The Program Database File

The Program Database (PDB) is a binary file used to store debugging information about DLL and EXE files. The PDB file is created when you build your project and stores a list of symbols  their addresses along with the name of the file and the line number on which the symbol was declared. PDB files is also used for services collecting crash data to send it to developers for resolution.

Debugging Information

In Visual Studio, you can select to build your project in Debug or Release mode. In Debug mode, VS will include debugging information with your executable. In Release mode, no debug information is included by default, but in some cases is enabled so that if the program crashes, information can be retrieved and sent to the author for fixing. However for some reasons, some developers don’t really bother to use the Release mode, and simply use the executable generated by the Debug mode. Generally, you don’t want that if you are making malware (or any program really!). If left within the executable, a path to the PDB file will be included and can be extracted:

Path to the PDB file
Path to the Program Database (PDB) file used by Visual Studio for debugging purposes, extracted using the “strings” program.
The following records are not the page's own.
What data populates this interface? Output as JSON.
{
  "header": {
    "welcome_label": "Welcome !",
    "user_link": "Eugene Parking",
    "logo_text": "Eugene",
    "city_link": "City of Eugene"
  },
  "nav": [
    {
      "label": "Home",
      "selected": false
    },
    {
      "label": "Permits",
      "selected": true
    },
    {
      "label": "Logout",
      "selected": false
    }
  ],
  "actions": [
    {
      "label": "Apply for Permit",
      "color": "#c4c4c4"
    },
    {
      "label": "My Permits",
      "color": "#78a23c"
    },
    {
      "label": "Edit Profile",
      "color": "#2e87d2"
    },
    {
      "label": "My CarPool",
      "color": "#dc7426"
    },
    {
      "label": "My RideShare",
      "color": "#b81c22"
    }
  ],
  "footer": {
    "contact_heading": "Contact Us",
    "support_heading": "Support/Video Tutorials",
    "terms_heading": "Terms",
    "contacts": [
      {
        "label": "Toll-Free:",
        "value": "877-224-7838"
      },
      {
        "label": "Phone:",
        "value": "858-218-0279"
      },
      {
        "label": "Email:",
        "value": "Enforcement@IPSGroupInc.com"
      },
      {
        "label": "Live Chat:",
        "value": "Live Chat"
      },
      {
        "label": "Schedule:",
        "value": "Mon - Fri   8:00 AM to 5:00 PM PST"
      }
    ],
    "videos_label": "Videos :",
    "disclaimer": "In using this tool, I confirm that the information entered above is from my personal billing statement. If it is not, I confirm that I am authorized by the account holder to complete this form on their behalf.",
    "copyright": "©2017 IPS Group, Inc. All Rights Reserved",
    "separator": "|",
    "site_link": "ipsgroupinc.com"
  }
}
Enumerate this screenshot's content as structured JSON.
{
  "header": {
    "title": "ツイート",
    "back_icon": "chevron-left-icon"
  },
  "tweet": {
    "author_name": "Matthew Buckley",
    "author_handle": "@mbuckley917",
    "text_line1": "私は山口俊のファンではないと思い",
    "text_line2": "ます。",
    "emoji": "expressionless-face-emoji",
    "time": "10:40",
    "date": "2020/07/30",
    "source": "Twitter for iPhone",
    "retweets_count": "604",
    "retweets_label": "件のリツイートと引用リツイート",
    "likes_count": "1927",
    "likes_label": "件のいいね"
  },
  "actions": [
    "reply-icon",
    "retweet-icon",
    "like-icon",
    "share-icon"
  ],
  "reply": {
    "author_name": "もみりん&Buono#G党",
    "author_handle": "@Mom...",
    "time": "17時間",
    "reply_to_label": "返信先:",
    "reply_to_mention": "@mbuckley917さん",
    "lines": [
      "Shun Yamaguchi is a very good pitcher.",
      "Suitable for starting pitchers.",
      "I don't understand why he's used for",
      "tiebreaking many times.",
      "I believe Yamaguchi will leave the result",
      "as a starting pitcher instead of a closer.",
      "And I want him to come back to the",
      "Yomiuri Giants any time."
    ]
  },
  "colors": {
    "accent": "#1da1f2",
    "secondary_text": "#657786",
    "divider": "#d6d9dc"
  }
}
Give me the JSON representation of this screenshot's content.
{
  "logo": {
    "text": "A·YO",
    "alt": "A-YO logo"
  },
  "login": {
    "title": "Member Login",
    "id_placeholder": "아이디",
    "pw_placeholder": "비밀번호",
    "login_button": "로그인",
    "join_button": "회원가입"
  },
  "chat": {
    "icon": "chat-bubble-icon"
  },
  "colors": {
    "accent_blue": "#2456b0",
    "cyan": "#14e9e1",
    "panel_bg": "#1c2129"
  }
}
Within the strings, you can determine that:

  1. The program was developed on Windows 7+ (because of C:\Users folder),
  2. The username of the developer is SUPPORT_23e45RT
  3. The source, or part of it, can be found on Github
  4. The original name of the program is CaitSithTest

These indicators can be useful to link this specific program with others and provide a common link between multiple malware. Additionally, the username could potentially be used to conduct open source research and find linked accounts or forum posts. But wait, there’s more…

If you leave the debugging information, you may be able to restore all the original names of variables and functions of the source code using IDA. IDA will first detect debugging information and ask the analyst if he wants to retrieve it, either via Microsoft – http://msdl.microsoft.com/download/symbols (not browseable)- or by looking locally.

IDA detected that debugging information is available and ask if the user wishes to retrieve it.
IDA detected that debugging information is available and ask if the user wishes to retrieve it.

If for some reason, the user is able to retrieve the information, he will have access to the names of the original symbols, which will make reverse engineering much more easier.

Since symbol information is available, the original names of the variables are displayed.
Since symbol information is available, the original names of the variables are displayed.

Compare the information from the figure above to the figure below, in which debugging information has been stripped at build time:

IDA could not find any debugging information and thus used its own labelling system to identify variables.
IDA could not find any debugging information and thus used its own labelling system to identify variables.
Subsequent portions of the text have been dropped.